9. 3(5z – 7) – 2(9z – 11) = 4(8z – 13) – 17
Ans :
Given equation: 3(5z – 7) – 2(9z – 11) = 4(8z – 13) – 17
Step 1: Expand the brackets
- Multiply the terms inside the brackets by the corresponding coefficients:
- 15z – 21 – 18z + 22 = 32z – 52 – 17
Step 2:
Combine the z terms and the constant terms separately on both sides:
- -3z + 1 = 32z – 69
Step 3: Isolate the variable
- Add 3z to both sides:
- -3z + 1 + 3z = 32z – 69 + 3z
- 1 = 35z – 69
- Add 69 to both sides:
- 1 + 69 = 35z – 69 + 69
- 70 = 35z
Step 4: Solve for z
- Divide both sides by 35:
- 70 / 35 = 35z / 35
- 2 = z
z = 2.
10. 0.25(4f – 3) = 0.05(10f – 9)
Ans :
Given equation: 0.25(4f – 3) = 0.05(10f – 9)

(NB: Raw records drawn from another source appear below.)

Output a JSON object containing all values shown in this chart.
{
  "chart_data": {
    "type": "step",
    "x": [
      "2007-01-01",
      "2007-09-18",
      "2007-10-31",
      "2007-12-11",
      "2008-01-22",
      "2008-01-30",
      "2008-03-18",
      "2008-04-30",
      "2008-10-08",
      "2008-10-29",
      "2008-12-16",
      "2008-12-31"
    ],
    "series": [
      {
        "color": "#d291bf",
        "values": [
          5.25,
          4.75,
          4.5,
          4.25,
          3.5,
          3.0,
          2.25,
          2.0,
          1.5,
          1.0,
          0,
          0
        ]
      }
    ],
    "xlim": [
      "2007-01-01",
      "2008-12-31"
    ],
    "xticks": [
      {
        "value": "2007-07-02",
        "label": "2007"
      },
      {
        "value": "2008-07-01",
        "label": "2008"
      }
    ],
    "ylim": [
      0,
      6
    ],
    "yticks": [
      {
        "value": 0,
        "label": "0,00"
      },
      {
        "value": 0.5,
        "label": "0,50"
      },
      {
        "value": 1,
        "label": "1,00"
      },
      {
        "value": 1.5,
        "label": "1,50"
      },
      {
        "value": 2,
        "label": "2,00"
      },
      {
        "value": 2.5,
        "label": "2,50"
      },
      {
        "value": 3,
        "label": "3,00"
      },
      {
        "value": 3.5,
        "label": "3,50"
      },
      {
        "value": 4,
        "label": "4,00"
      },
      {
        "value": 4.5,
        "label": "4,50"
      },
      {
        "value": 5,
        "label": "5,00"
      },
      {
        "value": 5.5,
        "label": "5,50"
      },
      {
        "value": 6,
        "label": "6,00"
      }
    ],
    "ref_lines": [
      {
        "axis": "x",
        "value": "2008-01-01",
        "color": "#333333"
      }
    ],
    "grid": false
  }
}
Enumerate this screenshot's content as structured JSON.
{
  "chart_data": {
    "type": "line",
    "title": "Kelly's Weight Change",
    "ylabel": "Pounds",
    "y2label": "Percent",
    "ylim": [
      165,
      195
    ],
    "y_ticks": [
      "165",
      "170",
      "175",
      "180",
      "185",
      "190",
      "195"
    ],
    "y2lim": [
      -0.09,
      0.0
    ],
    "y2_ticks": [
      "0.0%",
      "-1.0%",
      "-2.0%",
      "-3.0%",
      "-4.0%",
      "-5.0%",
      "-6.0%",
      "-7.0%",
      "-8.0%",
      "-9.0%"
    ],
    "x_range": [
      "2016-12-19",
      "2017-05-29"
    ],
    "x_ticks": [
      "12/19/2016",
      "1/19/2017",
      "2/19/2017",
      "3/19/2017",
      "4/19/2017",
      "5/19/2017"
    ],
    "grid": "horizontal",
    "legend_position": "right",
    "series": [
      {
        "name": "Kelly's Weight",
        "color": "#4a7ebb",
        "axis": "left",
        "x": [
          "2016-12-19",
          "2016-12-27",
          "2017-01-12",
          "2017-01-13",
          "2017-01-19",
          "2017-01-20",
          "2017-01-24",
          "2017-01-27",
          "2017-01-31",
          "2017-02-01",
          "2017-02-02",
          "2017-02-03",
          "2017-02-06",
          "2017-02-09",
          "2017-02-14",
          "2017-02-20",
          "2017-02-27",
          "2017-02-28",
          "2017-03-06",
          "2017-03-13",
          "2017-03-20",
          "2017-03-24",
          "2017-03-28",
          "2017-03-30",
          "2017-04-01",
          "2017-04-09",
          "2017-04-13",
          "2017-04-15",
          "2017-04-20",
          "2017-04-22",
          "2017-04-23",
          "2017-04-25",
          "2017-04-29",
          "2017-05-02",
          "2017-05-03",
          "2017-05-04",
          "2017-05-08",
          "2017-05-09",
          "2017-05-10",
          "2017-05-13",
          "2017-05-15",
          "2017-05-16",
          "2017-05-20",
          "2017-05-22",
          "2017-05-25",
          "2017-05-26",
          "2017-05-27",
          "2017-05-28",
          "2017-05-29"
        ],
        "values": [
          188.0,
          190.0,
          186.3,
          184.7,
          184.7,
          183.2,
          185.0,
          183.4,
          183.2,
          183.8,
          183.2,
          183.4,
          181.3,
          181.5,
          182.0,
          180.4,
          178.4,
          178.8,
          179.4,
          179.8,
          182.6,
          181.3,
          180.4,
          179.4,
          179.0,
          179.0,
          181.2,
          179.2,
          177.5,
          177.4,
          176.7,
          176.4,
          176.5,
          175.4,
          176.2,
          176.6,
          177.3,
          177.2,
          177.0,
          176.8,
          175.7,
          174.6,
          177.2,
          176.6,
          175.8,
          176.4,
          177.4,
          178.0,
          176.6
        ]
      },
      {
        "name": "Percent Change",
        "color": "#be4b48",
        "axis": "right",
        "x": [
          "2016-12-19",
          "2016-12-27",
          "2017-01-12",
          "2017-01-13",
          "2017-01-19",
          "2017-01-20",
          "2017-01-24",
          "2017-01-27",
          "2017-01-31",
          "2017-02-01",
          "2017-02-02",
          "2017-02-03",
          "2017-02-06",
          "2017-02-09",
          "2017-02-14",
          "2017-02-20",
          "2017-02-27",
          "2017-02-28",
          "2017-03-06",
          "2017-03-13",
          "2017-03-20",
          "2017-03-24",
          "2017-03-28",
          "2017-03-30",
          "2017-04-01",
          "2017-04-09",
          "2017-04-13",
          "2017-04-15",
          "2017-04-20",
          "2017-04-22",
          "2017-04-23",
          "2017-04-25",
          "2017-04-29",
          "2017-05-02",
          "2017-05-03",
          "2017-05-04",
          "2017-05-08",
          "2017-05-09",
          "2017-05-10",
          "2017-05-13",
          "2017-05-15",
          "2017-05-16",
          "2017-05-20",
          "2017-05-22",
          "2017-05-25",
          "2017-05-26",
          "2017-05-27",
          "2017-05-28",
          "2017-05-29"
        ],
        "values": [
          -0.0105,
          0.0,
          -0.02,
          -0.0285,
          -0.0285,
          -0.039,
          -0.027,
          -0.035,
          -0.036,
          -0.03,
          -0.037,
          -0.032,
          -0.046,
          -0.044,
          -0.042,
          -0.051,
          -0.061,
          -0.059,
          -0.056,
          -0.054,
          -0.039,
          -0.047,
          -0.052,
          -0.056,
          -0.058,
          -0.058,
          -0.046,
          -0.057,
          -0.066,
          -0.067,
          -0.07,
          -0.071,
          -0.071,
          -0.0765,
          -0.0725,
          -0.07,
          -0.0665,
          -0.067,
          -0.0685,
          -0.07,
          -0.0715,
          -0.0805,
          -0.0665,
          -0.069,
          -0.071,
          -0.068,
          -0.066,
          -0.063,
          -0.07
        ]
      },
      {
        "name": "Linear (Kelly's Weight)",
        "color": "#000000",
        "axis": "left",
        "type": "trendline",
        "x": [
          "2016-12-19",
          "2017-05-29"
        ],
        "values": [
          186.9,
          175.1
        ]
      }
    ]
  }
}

Step 1: Simplify the decimals
To make the equation easier to work with, let’s multiply both sides by 100 to eliminate the decimals: 100 * 0.25(4f – 3) = 100 * 0.05(10f – 9)
This simplifies to: 25(4f – 3) = 5(10f – 9)
Step 2: Expand the brackets
Multiply the terms inside the brackets by the corresponding coefficients: 100f – 75 = 50f – 45
Step 3: Combine like terms
Subtract 50f from both sides: 100f – 75 – 50f = 50f – 45 – 50f 50f – 75 = -45
Add 75 to both sides: 50f – 75 + 75 = -45 + 75 50f = 30
Step 4: Solve for f
Divide both sides by 50: 50f / 50 = 30 / 50 f = 3/5
Therefore, the solution to the equation is f = 3/5.